A society in which it is acceptable for a political party and the media to give pride of place to a rascal like Médine no longer responds to any transcendence. In fact, it’s a society that has become hostage to stupidity and intellectual inconsistency, in which one word is worth another. Médine understands this perfectly well. He has made it his trademark, moving from insult to repentance with disconcerting ease.

Of course, it would be foolish to believe that our contemporaries are fooled by this deception. On the contrary. However, when political figures from EELV and LFI, like Jean-Luc Mélenchon and Mathilde Panot, become the sounding board for abjection, “relativising” anti-Semitism and homophobia, while at the same time disqualifying any form of criticism of Médine, what room for protest remains?

When an elected representative of the French Republic, Martine Tondelier, explains that she wants to make up her own mind about Médine, even though his comments have been well documented, and when a major newspaper like Mediapart relays his bogus mea culpa almost fervently, what are we to think?

Have the political and media elites of the radical left become so incapable of discernment that Médine’s anti-Semitic excesses lead them to temporise rather than condemn? We have to ask ourselves this question. Because freedom of expression, which is necessary for democracy, cannot have racism, homophobia and anti-Semitism as its corollaries.
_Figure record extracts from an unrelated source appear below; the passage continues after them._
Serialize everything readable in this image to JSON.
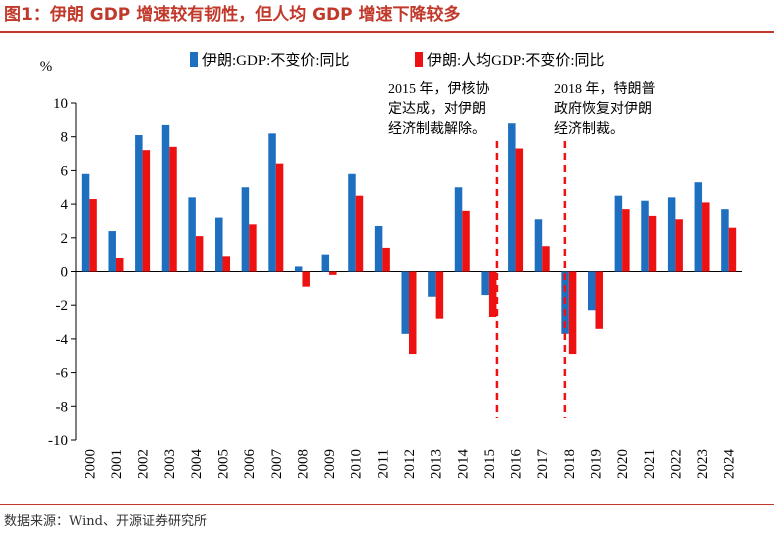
{
  "title": "图1：伊朗 GDP 增速较有韧性，但人均 GDP 增速下降较多",
  "source": "数据来源：Wind、开源证券研究所",
  "colors": {
    "series1": "#1f6fc0",
    "series2": "#ee1111",
    "title": "#c0392b",
    "annotation_line": "#ee1111"
  },
  "chart_data": {
    "type": "bar",
    "ylabel": "%",
    "ylim": [
      -10,
      10
    ],
    "yticks": [
      -10,
      -8,
      -6,
      -4,
      -2,
      0,
      2,
      4,
      6,
      8,
      10
    ],
    "legend_position": "top",
    "grid": false,
    "categories": [
      "2000",
      "2001",
      "2002",
      "2003",
      "2004",
      "2005",
      "2006",
      "2007",
      "2008",
      "2009",
      "2010",
      "2011",
      "2012",
      "2013",
      "2014",
      "2015",
      "2016",
      "2017",
      "2018",
      "2019",
      "2020",
      "2021",
      "2022",
      "2023",
      "2024"
    ],
    "series": [
      {
        "name": "伊朗:GDP:不变价:同比",
        "values": [
          5.8,
          2.4,
          8.1,
          8.7,
          4.4,
          3.2,
          5.0,
          8.2,
          0.3,
          1.0,
          5.8,
          2.7,
          -3.7,
          -1.5,
          5.0,
          -1.4,
          8.8,
          3.1,
          -3.7,
          -2.3,
          4.5,
          4.2,
          4.4,
          5.3,
          3.7
        ]
      },
      {
        "name": "伊朗:人均GDP:不变价:同比",
        "values": [
          4.3,
          0.8,
          7.2,
          7.4,
          2.1,
          0.9,
          2.8,
          6.4,
          -0.9,
          -0.2,
          4.5,
          1.4,
          -4.9,
          -2.8,
          3.6,
          -2.7,
          7.3,
          1.5,
          -4.9,
          -3.4,
          3.7,
          3.3,
          3.1,
          4.1,
          2.6
        ]
      }
    ],
    "annotations": [
      {
        "category": "2015",
        "lines": [
          "2015 年，伊核协",
          "定达成，对伊朗",
          "经济制裁解除。"
        ]
      },
      {
        "category": "2018",
        "lines": [
          "2018 年，特朗普",
          "政府恢复对伊朗",
          "经济制裁。"
        ]
      }
    ]
  }
}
If we are not careful, the relativism we are facing will soon become a prelude to the erasure of all our republican and secular reference points. So, let’s stop kidding ourselves. There are people in France today who want to destroy what makes us a nation. People for whom a woman counts for less than a man, and for whom the Jews are the enemy. These people do not deserve any hint of understanding. For they are the objective allies of a new form of totalitarianism, even though they claim to speak in the name of democracy.

“War is peace”, wrote George Orwell in his prophetic novel ‘‘1984’’, in which he denounced the excesses of a tyranny that turned words into something other than what they were. Today, the disciples of the extreme left would have us believe in the same way that the rapper is a messenger of peace and the defender of oppressed minorities, at the same time as the scapegoat of the extreme right. This is as much bad faith as it is dialectical perversion and negationism.

In so doing, they justify the unjustifiable. Above all, they trample on democracy and the notion of reason.